Ces résultats confirment le rôle prépondérant de l’industrie minière dans les finances publiques extractives du pays. Par rapport à 2023, les recettes globales du secteur extractif ont progressé de 16,64 %, tandis que celles issues des activités minières ont enregistré une hausse de 14,98 %, soutenues par l’augmentation des exportations ainsi que par la bonne tenue des cours internationaux du cuivre et de l’or.
Le cuivre, principal moteur de la croissance
Le rapport attribue cette progression à la combinaison de volumes d’exportation en hausse et de prix internationaux favorables, en particulier pour le cuivre.
En 2024, la RDC a exporté près de 3,2 millions de tonnes de cuivre, consolidant ainsi sa position de deuxième producteur mondial, derrière le Chili.
Le document souligne également l’apport du marché de l’or, porté par une forte demande mondiale et par les achats soutenus des banques centrales. Cette dynamique a renforcé les recettes minières dans un contexte où les minerais critiques occupent une place de plus en plus stratégique dans les chaînes de valeur mondiales.
L’impôt sur les bénéfices domine les recettes
Parmi les principales sources de revenus recensées, l’Impôt sur les bénéfices et profits (IBP) demeure le premier contributeur. À lui seul, ce prélèvement a généré 1,244 milliard de dollars pour le secteur minier en 2024.
Le rapport révèle par ailleurs que six entreprises minières concentrent 81,63 % des paiements liés à cet impôt, illustrant la forte dépendance des recettes publiques à un nombre restreint de grands opérateurs.
Une forte concentration des contributions
Sur les 600 entreprises minières identifiées dans le périmètre du rapport, 54 sociétés ont effectué des paiements jugés matériels, représentant 6,295 milliards de dollars, soit 97,56 % de l’ensemble des recettes minières recensées.
Le seuil de matérialité retenu, fixé à environ 0,2 % du total des recettes minières, a permis d’identifier les principaux contributeurs.
Le rapport précise également que 61 entreprises minières ont été retenues dans le périmètre de télédéclaration, en tenant compte du critère de matérialité ainsi que de la présence des entreprises publiques. En y ajoutant les sociétés pétrolières, le périmètre consolidé couvre 610 entreprises.
Les entreprises publiques également mises à contribution
Les entreprises publiques continuent de jouer un rôle significatif dans les recettes du secteur. La Gécamines a, à elle seule, déclaré 162,44 millions de dollars, sur un total de 169,30 millions de dollars versés par l’ensemble des entreprises minières publiques.
Le rapport annonce également l’intégration de plusieurs coentreprises (joint-ventures) et filiales dans le champ de la déclaration unilatérale pour l’exercice 2024, dans le but de renforcer la transparence des flux financiers entre l’État, ses entreprises publiques et les partenaires privés.
Des limites liées au contexte sécuritaire
Le document relève toutefois plusieurs insuffisances dans la collecte des données. Certaines institutions publiques, notamment le Secrétariat général aux Hydrocarbures (SGH), le ministère des Hydrocarbures et l’Agence congolaise de l’environnement (ACE), n’avaient pas encore transmis leurs informations au moment de la rédaction du rapport. Plusieurs provinces et entités territoriales décentralisées étaient également en attente de transmission de leurs données.

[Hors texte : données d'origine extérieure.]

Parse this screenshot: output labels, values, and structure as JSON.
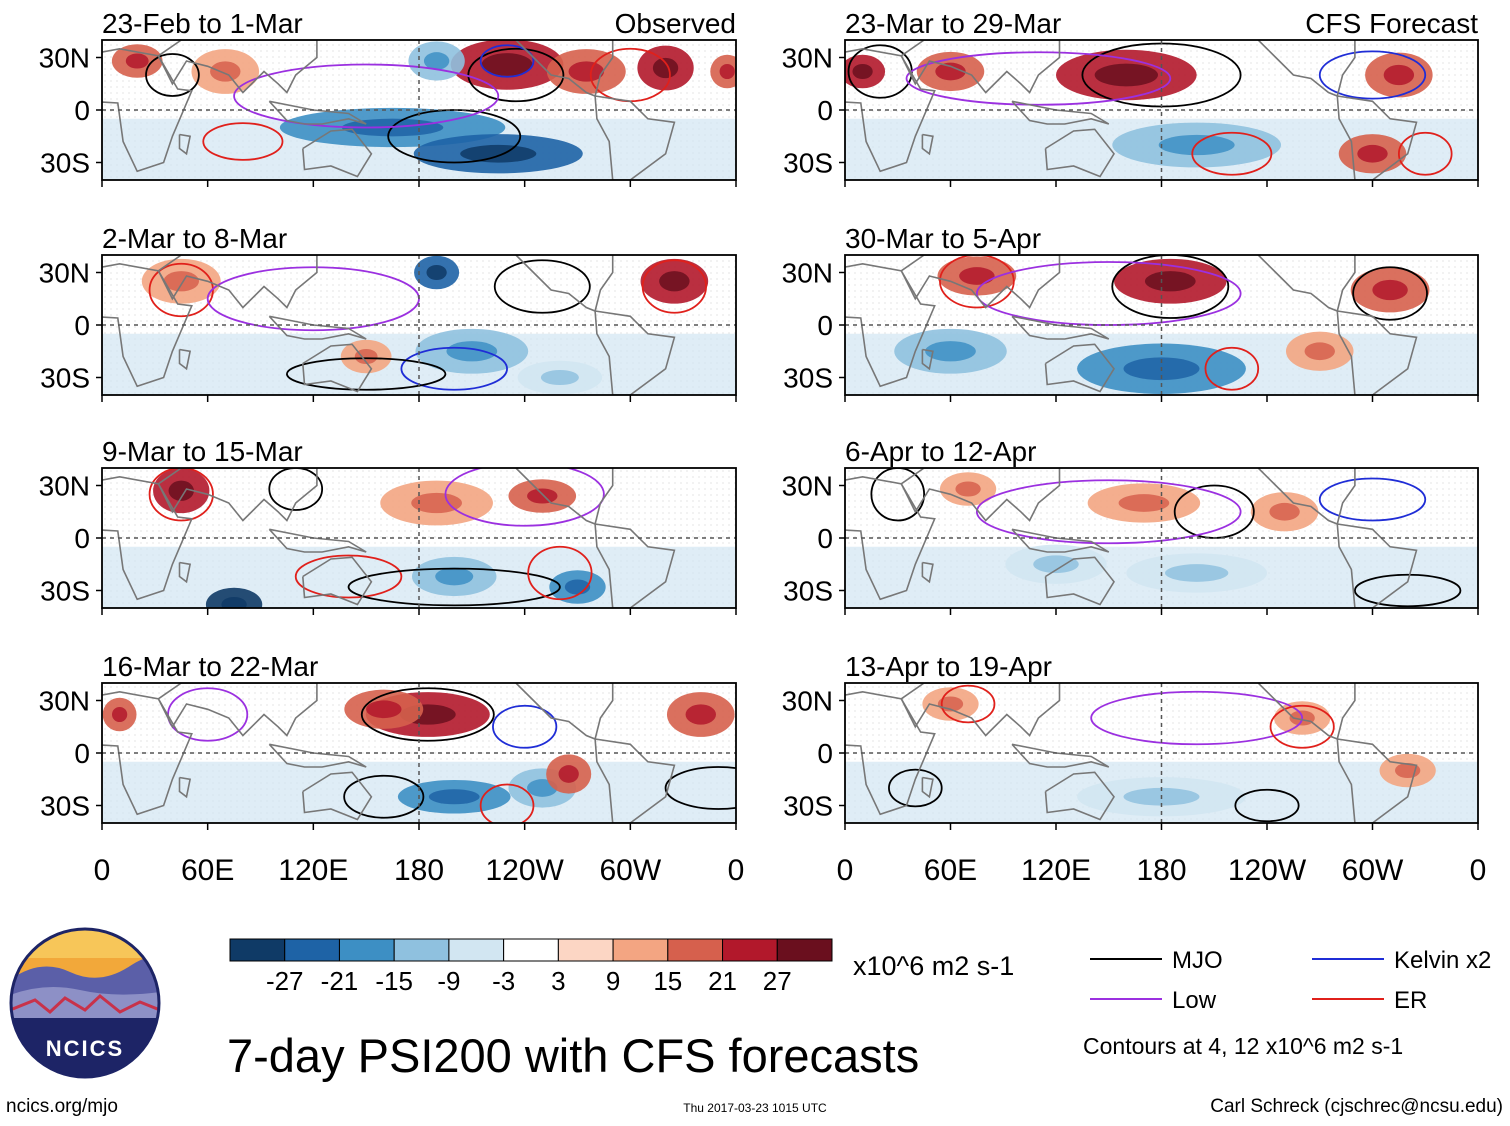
{
  "chart_data": {
    "type": "heatmap",
    "title": "7-day PSI200 with CFS forecasts",
    "variable": "PSI200 anomaly",
    "column_titles": {
      "left": "Observed",
      "right": "CFS Forecast"
    },
    "panels": [
      {
        "period": "23-Feb to 1-Mar",
        "source": "Observed"
      },
      {
        "period": "2-Mar to 8-Mar",
        "source": "Observed"
      },
      {
        "period": "9-Mar to 15-Mar",
        "source": "Observed"
      },
      {
        "period": "16-Mar to 22-Mar",
        "source": "Observed"
      },
      {
        "period": "23-Mar to 29-Mar",
        "source": "CFS Forecast"
      },
      {
        "period": "30-Mar to 5-Apr",
        "source": "CFS Forecast"
      },
      {
        "period": "6-Apr to 12-Apr",
        "source": "CFS Forecast"
      },
      {
        "period": "13-Apr to 19-Apr",
        "source": "CFS Forecast"
      }
    ],
    "y_ticks": [
      "30N",
      "0",
      "30S"
    ],
    "y_tick_values": [
      30,
      0,
      -30
    ],
    "ylim": [
      -40,
      40
    ],
    "x_ticks": [
      "0",
      "60E",
      "120E",
      "180",
      "120W",
      "60W",
      "0"
    ],
    "x_tick_values": [
      0,
      60,
      120,
      180,
      240,
      300,
      360
    ],
    "xlim": [
      0,
      360
    ],
    "colorbar": {
      "labels": [
        "-27",
        "-21",
        "-15",
        "-9",
        "-3",
        "3",
        "9",
        "15",
        "21",
        "27"
      ],
      "levels": [
        -27,
        -21,
        -15,
        -9,
        -3,
        3,
        9,
        15,
        21,
        27
      ],
      "colors": [
        "#0f3a66",
        "#1e63a6",
        "#3d8fc4",
        "#8fc1df",
        "#d2e6f2",
        "#ffffff",
        "#fcd6c4",
        "#f3a582",
        "#d6604d",
        "#b2182b",
        "#6a0f1e"
      ],
      "units": "x10^6 m2 s-1"
    },
    "legend": [
      {
        "label": "MJO",
        "color": "#000000"
      },
      {
        "label": "Kelvin x2",
        "color": "#1f2dd6"
      },
      {
        "label": "Low",
        "color": "#9b30e0"
      },
      {
        "label": "ER",
        "color": "#e0201b"
      }
    ],
    "contour_note": "Contours at 4, 12 x10^6 m2 s-1"
  },
  "footer": {
    "logo_text": "NCICS",
    "url": "ncics.org/mjo",
    "timestamp": "Thu 2017-03-23 1015 UTC",
    "credit": "Carl Schreck (cjschrec@ncsu.edu)"
  }
}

Le rapport souligne en outre que les contraintes sécuritaires dans les provinces du Nord-Kivu et du Sud-Kivu ont limité la collecte de certaines informations.
Malgré ces difficultés, le rapport de cadrage de l’ITIE-RDC met en évidence la solidité des performances du secteur minier en 2024 et confirme son rôle déterminant dans la mobilisation des recettes publiques et le financement de l’économie congolaise.